December 15, 2016
The Federal Housing Finance Agency released its 2017 Scorecard for Fannie Mae, Freddie Mac, and Common Securitization Solutions. The scorecard highlights how the FHFA’s reform of Fannie Mae and Freddie Mac is proceeding apace, absent direction from Congress. This reform path had been set by Acting Director DeMarco, appointed by President Bush, and has continued relatively unchanged under Director Watt, appointed by President Obama.
The scorecard’s assessment criteria for the two companies are,
- The extent to which each Enterprise conducts initiatives in a safe and sound manner consistent with FHFA’s expectations for all activities;
- The extent to which the outcomes of their activities support a competitive and resilient secondary mortgage market to support homeowners and renters;
- The extent to which each Enterprise conducts initiatives with consideration for diversity and inclusion consistent with FHFA’s expectations for all activities;
- Cooperation and collaboration with FHFA, each other, the industry, and other stakeholders; and
- The quality, thoroughness, creativity, effectiveness, and timeliness of their work products. (2)
The scorecard states that Fannie and Freddie should increase credit risk transfers to investors.
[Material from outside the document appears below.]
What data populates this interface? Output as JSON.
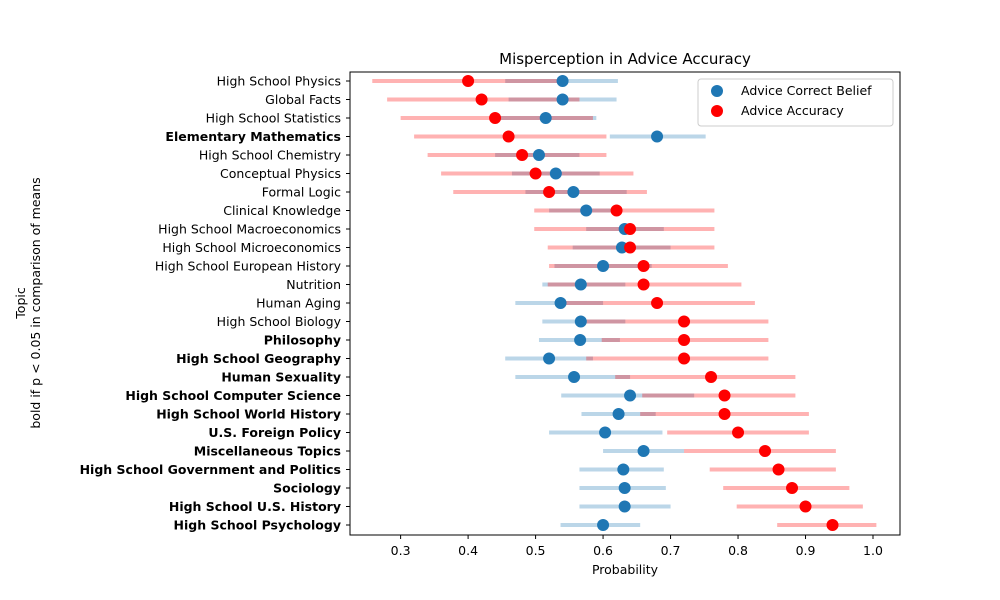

Currently, the focus is on transferring risk from pretty safe and standard mortgages, but the FHFA is pushing Fannie and Freddie to increase risk transfers on a broader array of mortgage types.
The scorecard also states that the effort to integrate Fannie and Freddie through the Common Securitization Platform and the Single Security should continue so that the Single Security is operational in 2018. The scorecard emphasizes that the Platform should allow “for the integration of additional market participants in the future.” (6) While this has been a design requirement from the get-go, I have heard through the grapevine that this element of the Platform has not been pursued so vigorously. To my mind, it seems like a key component if we want to build the infrastructure for a healthy secondary mortgage market for the rest of the 21st century.